Ma ho rivisto anche il mio alto medioevo. E ho risognato i miei 5 anni su quel lontano water closet del ricovero Marchi. Mi hai fatto rimembrare, o Barabba, la mia infanzia da Odi barbare carducciane: il cuore non poteva “fuggir sul Tirreno”, non ci ero mai stato, non mi ero mai mosso da qui. Tranquillo, cioè trasognante e un po’ grassoccio, dalla tazza del wc non arrivavo a terra con i piedi, dovetti fare un saltino. La Teresina, quella prozia monarchica che non si fidava di nessuno (tantomeno dell’Italia che avrebbe di lì a poco proclamato la Repubblica) mi voleva nonpertanto un po’ di bene, però quando defunse era ancora persuasa che io non fossi altro che un essere molliccio. Dalle finestre della sua stanza-dominio che dava (dominava) sul prato e giardino e orti del Ricovero ammiravo i vecchi che giocavano a bocce.
All’età di sette anni (era il 1945) mi fu concesso di far comunella con loro. Mi insegnarono niente. Erano dei vecchi autentici, poveri ma non invalidi o stremati come quelli che il “Marchi” ospita adesso.
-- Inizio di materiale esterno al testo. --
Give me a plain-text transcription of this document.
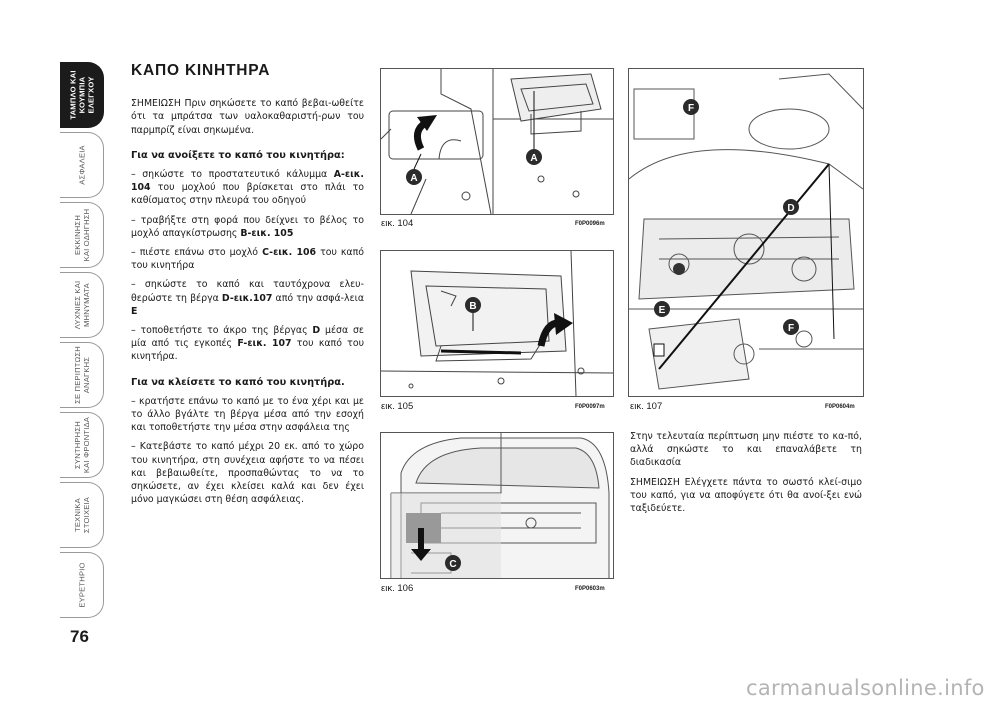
ΤΑΜΠΛΟ ΚΑΙ
ΚΟΥΜΠΙΑ
ΕΛΕΓΧΟΥ
ΑΣΦΑΛΕΙΑ
ΕΚΚΙΝΗΣΗ
ΚΑΙ ΟΔΗΓΗΣΗ
ΛΥΧΝΙΕΣ ΚΑΙ
ΜΗΝΥΜΑΤΑ
ΣΕ ΠΕΡΙΠΤΩΣΗ
ΑΝΑΓΚΗΣ
ΣΥΝΤΗΡΗΣΗ
ΚΑΙ ΦΡΟΝΤΙΔΑ
ΤΕΧΝΙΚΑ
ΣΤΟΙΧΕΙΑ
ΕΥΡΕΤΗΡΙΟ
76
ΚΑΠΟ ΚΙΝΗΤΗΡΑ

ΣΗΜΕΙΩΣΗ Πριν σηκώσετε το καπό βεβαι-ωθείτε ότι τα μπράτσα των υαλοκαθαριστή-ρων του παρμπρίζ είναι σηκωμένα.

Για να ανοίξετε το καπό του κινητήρα:

– σηκώστε το προστατευτικό κάλυμμα A-εικ. 104 του μοχλού που βρίσκεται στο πλάι το καθίσματος στην πλευρά του οδηγού

– τραβήξτε στη φορά που δείχνει το βέλος το μοχλό απαγκίστρωσης B-εικ. 105

– πιέστε επάνω στο μοχλό C-εικ. 106 του καπό του κινητήρα

– σηκώστε το καπό και ταυτόχρονα ελευ-θερώστε τη βέργα D-εικ.107 από την ασφά-λεια E

– τοποθετήστε το άκρο της βέργας D μέσα σε μία από τις εγκοπές F-εικ. 107 του καπό του κινητήρα.

Για να κλείσετε το καπό του κινητήρα.

– κρατήστε επάνω το καπό με το ένα χέρι και με το άλλο βγάλτε τη βέργα μέσα από την εσοχή και τοποθετήστε την μέσα στην ασφάλεια της

– Κατεβάστε το καπό μέχρι 20 εκ. από το χώρο του κινητήρα, στη συνέχεια αφήστε το να πέσει και βεβαιωθείτε, προσπαθώντας το να το σηκώσετε, αν έχει κλείσει καλά και δεν έχει μόνο μαγκώσει στη θέση ασφάλειας.

A
A
εικ. 104	F0P0096m
B
εικ. 105	F0P0097m
C
εικ. 106	F0P0603m
F
D
E
F
εικ. 107	F0P0604m

Στην τελευταία περίπτωση μην πιέστε το κα-πό, αλλά σηκώστε το και επαναλάβετε τη διαδικασία

ΣΗΜΕΙΩΣΗ Ελέγχετε πάντα το σωστό κλεί-σιμο του καπό, για να αποφύγετε ότι θα ανοί-ξει ενώ ταξιδεύετε.

carmanualsonline.info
Da loro imparai soltanto a fare un aquilone con le pagine del Corriere della Sera o con quelle del quaderno di scuola, piegando i margini e attaccandoli a una funicella, e a correre come un matto per fargli prendere quota. Correvo dentro l’ampia corte dell’ospizio, circondata da orti profumati, arrivavo fino alla statua biancoceleste della madonna di Lourdes, là in fondo a un verziere vertice del roseto, tra via Catellani e via San Bernardino da Siena.
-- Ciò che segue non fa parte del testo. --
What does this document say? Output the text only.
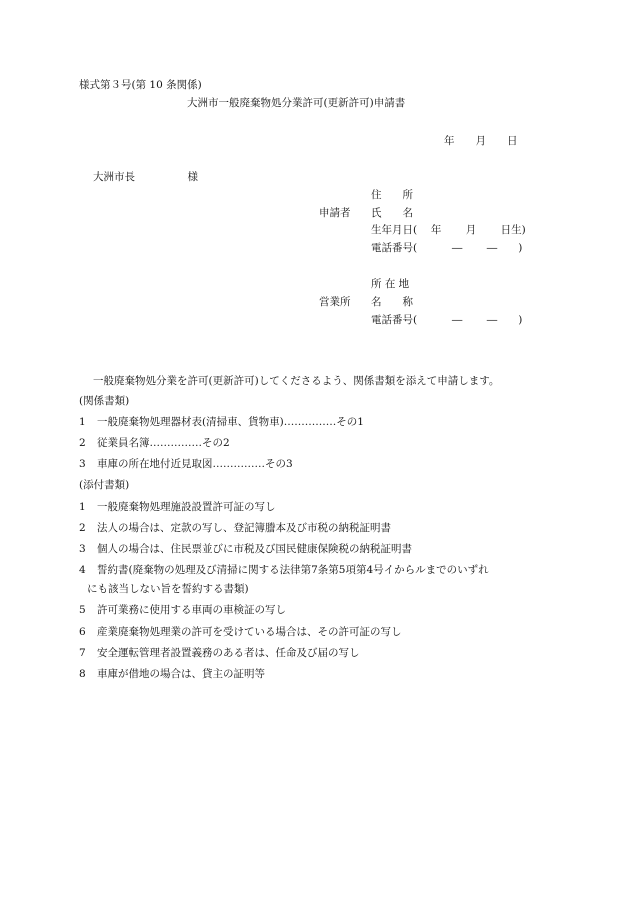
様式第３号(第 10 条関係)
大洲市一般廃棄物処分業許可(更新許可)申請書
年　　月　　日
大洲市長　　　　　様
申請者
住　　所
氏　　名
生年月日(　 年　　 月　　 日生)
電話番号(　　　 ―　　 ―　　)
営業所
所 在 地
名　　称
電話番号(　　　 ―　　 ―　　)
一般廃棄物処分業を許可(更新許可)してくださるよう、関係書類を添えて申請します。
(関係書類)
1 一般廃棄物処理器材表(清掃車、貨物車)……………その1
2 従業員名簿……………その2
3 車庫の所在地付近見取図……………その3
(添付書類)
1 一般廃棄物処理施設設置許可証の写し
2 法人の場合は、定款の写し、登記簿謄本及び市税の納税証明書
3 個人の場合は、住民票並びに市税及び国民健康保険税の納税証明書
4 誓約書(廃棄物の処理及び清掃に関する法律第7条第5項第4号イからルまでのいずれ
にも該当しない旨を誓約する書類)
5 許可業務に使用する車両の車検証の写し
6 産業廃棄物処理業の許可を受けている場合は、その許可証の写し
7 安全運転管理者設置義務のある者は、任命及び届の写し
8 車庫が借地の場合は、貸主の証明等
Conciononsiacosacchè, come dice Totò, assai presto giunse l’età dell’adolescenza, con le sue esigenze nutrizionali. Cominciarono a non bastarci più, a me e ad altri ragazzi carpensi del quartiere, i pezzi di manzo già sfruttato, consustanziato, con cosce di cappone, al brodo del pingue Camerlengo, frattaglie residue che egli cristianamente ci elargiva. Nella saggezza delle zirudèle del dialetto carpigiano c’è un canonico che dice: “I puvrètt in n‘in mai a pòst , i vòlen la zigòla (cipolla), i la vòlen pulida e arpunsèda (una notte di ristoro dentro un’acqua sorgiva), po’ i pretènden anch l’oli e l’azé (aceto forte non balsamico, ohibò). Me invece am cuntèint: du gran ed sèl e un pùi (pollo) aròst, e a sun apòst!” (il pollo del Camerlengo vs. la cipolla dell’affamato).
Per fare la cacca bisogna avere mangiato. E in questo mondo dolorante e immedicabile assai spesso la stitichezza e la pellagra generano da assenza di cibo ruminato nell’epigastrio.
Infine: la carta assorbente. Era molto spessa quella in dotazione al camerlengo direttore unico del Ricovero, ma la usava solo come estrema ratio. Quel prelato, che a onor del vero ricordiamo riconoscenti anche come omileta colto e realista (e come pacioso vangelista in Duomo) preferiva usare al suo posto una finissima sabbietta che aveva il potere di asciugare le righe pulsanti dell’inchiostro nero e di quello rosso che adoperava per vergare le sue bolle motu proprio. Il risultato ero uno scintillio, un fulgore da firmamento che distoglieva dal contenuto e alleviava per un istante i morsi della coscienza e quelli della fame.
Cum servata sint omnia quae servanda erant, nihil obstat quominus imprimatur.